DESASTRES EM NOME DO LUCRO - ILHABELA!



Uma demanda muito importante, conquanto à sombra dos variadíssimos escândalos nacionais, está em andamento.

Mais um santuário ecológico e turístico está em risco de destruição. Faço referência à loucura de se cobrir uma extensão de águas de aproximadamente 500 mil metros quadrados, para amplição do porto de São Sebastião, no litoral paulista. Confiram...

www.redetv.uol.com.br/jornalismo/redetvnews/videos/cidades/projeto-bilionario-ameaca-turismo-e-meio-ambiente-no-litoral-de-sp

A Companhia Docas, responsável pelo plano mirabolante, diz que o projeto tem aval do IBAMA, e que - uma vez que a cobertura de concreto deve ser construída sobre colunas, a vida marinha será preservada.

Talvez esses megalômanos entendam (talvez!) muito bem de logística de transporte marítimo. Devem igualmente saber o que é melhor para o capital de seus acionistas.

MAS SABEM LHUFAS sobre meio-ambiente, e sem dúvida alguma os ilustres representantes do IBAMA, que os tem apoiado, igualmente sabem NADA A RESPEITO.

Esquecem que um dos fatores essenciais à vida, seja ela terrestre, subterrânea ou aquática, depende de LUZ. Ora, senhores... como é mesmo que acontecerá a fotossíntese, no âmbito da vegetação que por acaso jazer SOB A LAJE?

Mas esse não será o único prejuízo. Juntamente com o risco imediato de perecimento da maioria das formas de vida sob o piradíssimo empreendimento, vamos a outros azares, que inviabilizam MESMO a construção, que me cheira a ter propina, já que recebe autorização do IBAMA:

- a extensão da laje favorecerá sem dúvida alguma o acúmulo de detritos de toda sorte, desorganizados e incultos que são nossos patrícios, de modo quase geral - e não me venham com propostas de sistemas de limpeza! Não funcionam a céu aberto, vão funcionar como, em extensões ocultas?;

- o tráfego incrementado de navios representará um outro fator de poluição, não só de dejetos, como também de substâncias químicas nocivas, derivadas de combustíveis e lubrificantes dos cargueiros - uma outra forma de envenenar a flora e a fauna do leito;

- outro tráfego, o de caminhões e respectivos containeres, entupirá sem dúvida alguma o entorno rodoviário de um lugar que tem se notabilizado pelo apelo turístico - se se pretende fazer algo pelo porto, que ANTES se crie a infra-estrutura que vai assistir aos moradores do lugar, e visitantes;

- a vida - vamos a ela. Sem acontecer a fotossíntese, no nível da vegetação marinha, a mesma vai se corromper. Sem sua renovação, peixes, crustáceos e outros viventes das profundezas sairão dalí. As aves que vivem de ditos peixes e crustáceos irão embora para plagas menos açoitadas pela volúpia humana, o que vai sobrar? Um shopping, no meio da laje de concreto? Bem, talvez urubus comecem a aparecer (sem demérito algum às aves faxineiras...).

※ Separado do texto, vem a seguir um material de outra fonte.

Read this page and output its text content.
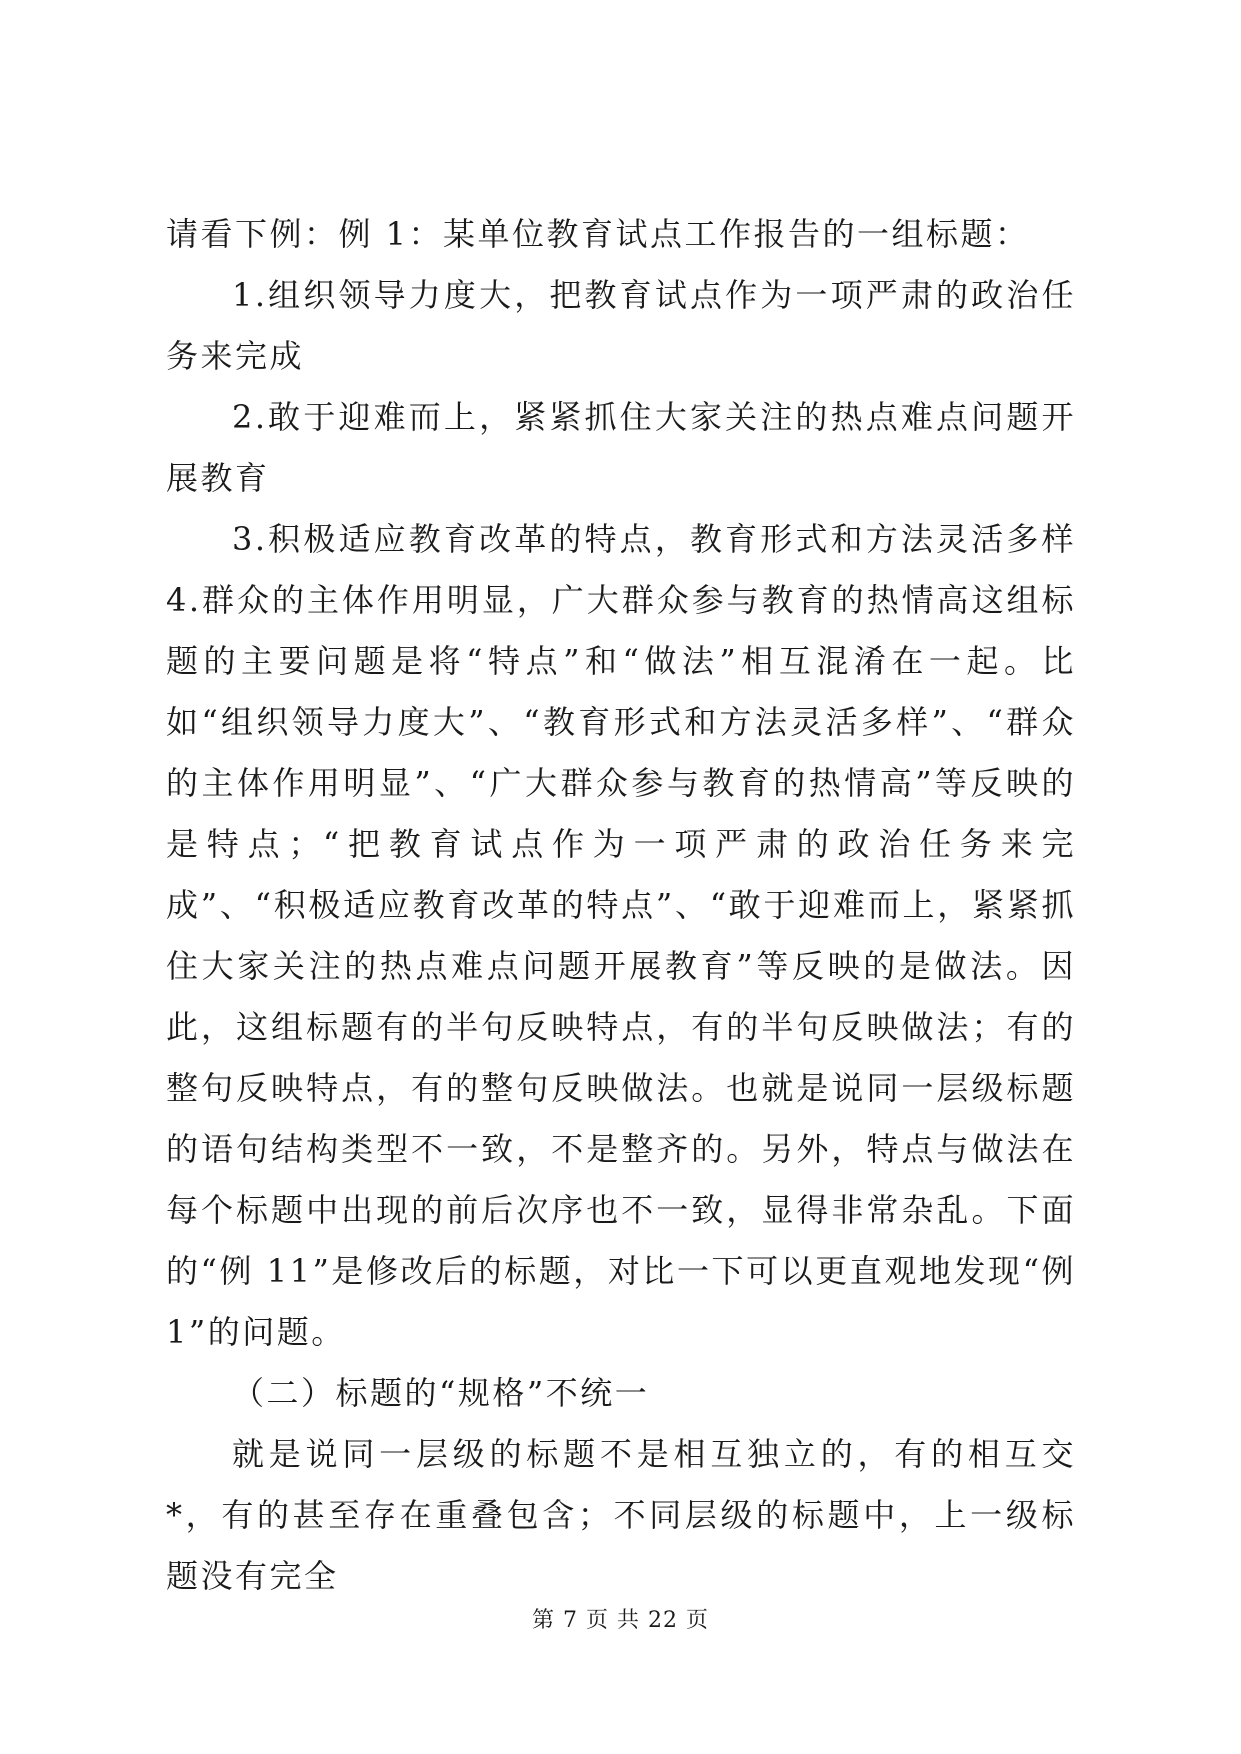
请看下例：例 1：某单位教育试点工作报告的一组标题：

1.组织领导力度大，把教育试点作为一项严肃的政治任务来完成

2.敢于迎难而上，紧紧抓住大家关注的热点难点问题开展教育

3.积极适应教育改革的特点，教育形式和方法灵活多样 4.群众的主体作用明显，广大群众参与教育的热情高这组标题的主要问题是将“特点”和“做法”相互混淆在一起。比如“组织领导力度大”、“教育形式和方法灵活多样”、“群众的主体作用明显”、“广大群众参与教育的热情高”等反映的是特点；“把教育试点作为一项严肃的政治任务来完成”、“积极适应教育改革的特点”、“敢于迎难而上，紧紧抓住大家关注的热点难点问题开展教育”等反映的是做法。因此，这组标题有的半句反映特点，有的半句反映做法；有的整句反映特点，有的整句反映做法。也就是说同一层级标题的语句结构类型不一致，不是整齐的。另外，特点与做法在每个标题中出现的前后次序也不一致，显得非常杂乱。下面的“例 11”是修改后的标题，对比一下可以更直观地发现“例 1”的问题。

（二）标题的“规格”不统一

就是说同一层级的标题不是相互独立的，有的相互交*，有的甚至存在重叠包含；不同层级的标题中，上一级标题没有完全

第 7 页 共 22 页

- o impacto visual naquela natureza belíssima e inspiradora será devastador. Imaginem um horizonte repleto de navios, penachos de fumaça de motores, manchas de óleo na água (nunca vi um porto que não as tenha...)...sem falar do pouco de mata atlântica do entorno, que seguirá pelo mesmo caminho da degeneração. Maus exemplos costumam ser seguidos muito facilmente.

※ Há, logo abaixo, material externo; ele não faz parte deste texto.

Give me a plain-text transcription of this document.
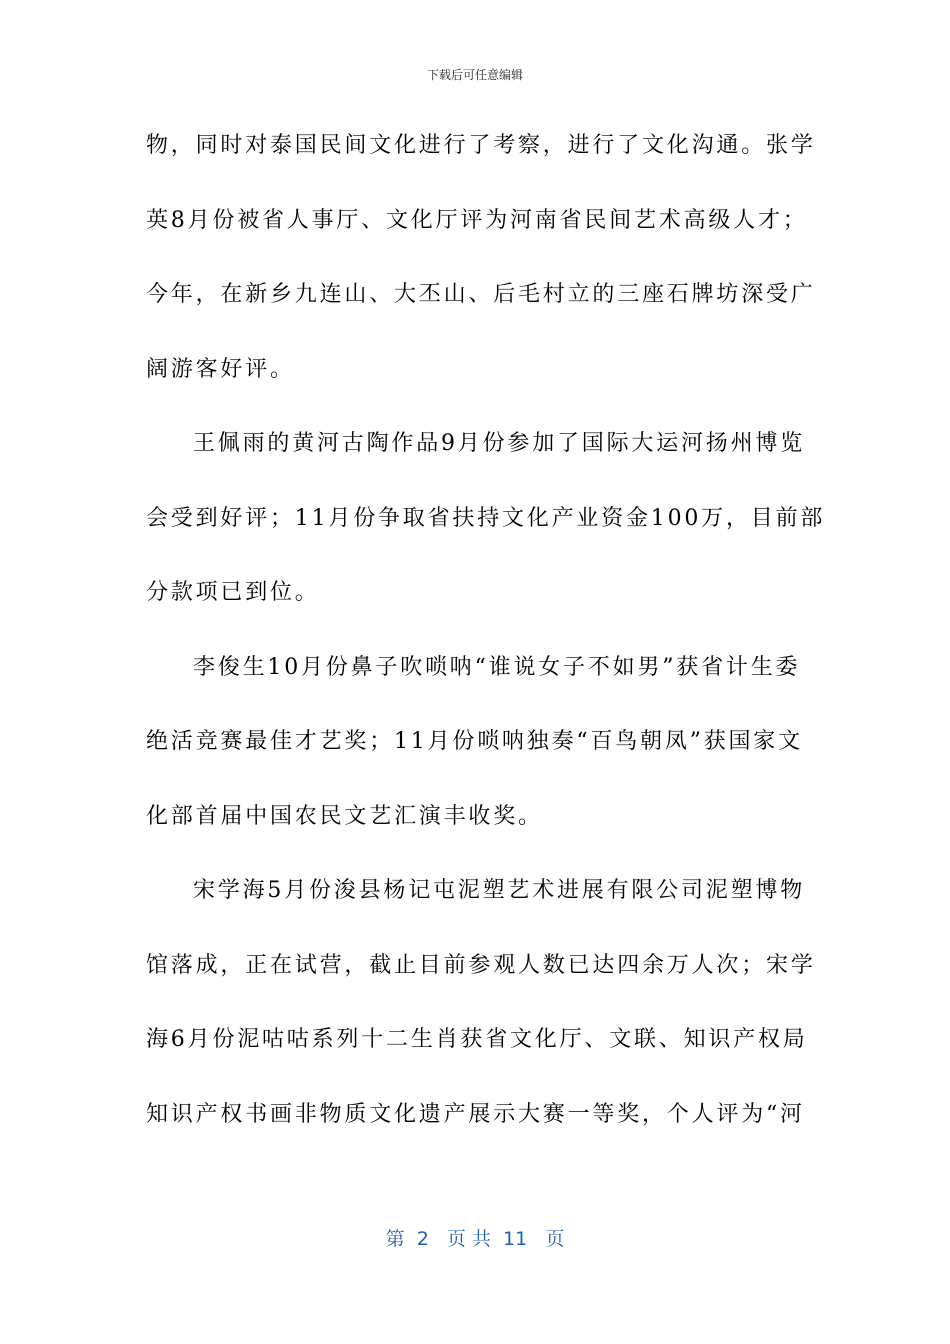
下载后可任意编辑
物，同时对泰国民间文化进行了考察，进行了文化沟通。张学
英8月份被省人事厅、文化厅评为河南省民间艺术高级人才；
今年，在新乡九连山、大丕山、后毛村立的三座石牌坊深受广
阔游客好评。
王佩雨的黄河古陶作品9月份参加了国际大运河扬州博览
会受到好评；11月份争取省扶持文化产业资金100万，目前部
分款项已到位。
李俊生10月份鼻子吹唢呐“谁说女子不如男”获省计生委
绝活竞赛最佳才艺奖；11月份唢呐独奏“百鸟朝凤”获国家文
化部首届中国农民文艺汇演丰收奖。
宋学海5月份浚县杨记屯泥塑艺术进展有限公司泥塑博物
馆落成，正在试营，截止目前参观人数已达四余万人次；宋学
海6月份泥咕咕系列十二生肖获省文化厅、文联、知识产权局
知识产权书画非物质文化遗产展示大赛一等奖，个人评为“河
第  2   页 共  11   页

Quem lê essa crônica experimente repassar. Isso não pode ficar assim.  Vamos sair de nossa zona de conforto, e mostrar a esses "capitães de indústria" que ELES NÃO PODEM TUDO?

Devemos essa energia a nossas gerações vindouras, à localidade de Ilhabela, ao próprio porto de São Sebastião, ao Brasil.

Te amo, pátria amada. Mas há alguns animais bípedes, da chamada espécie humana, com os quais não gostaria de me comunicar MESMO. Infelizmente, eles vivem no meio da sociedade.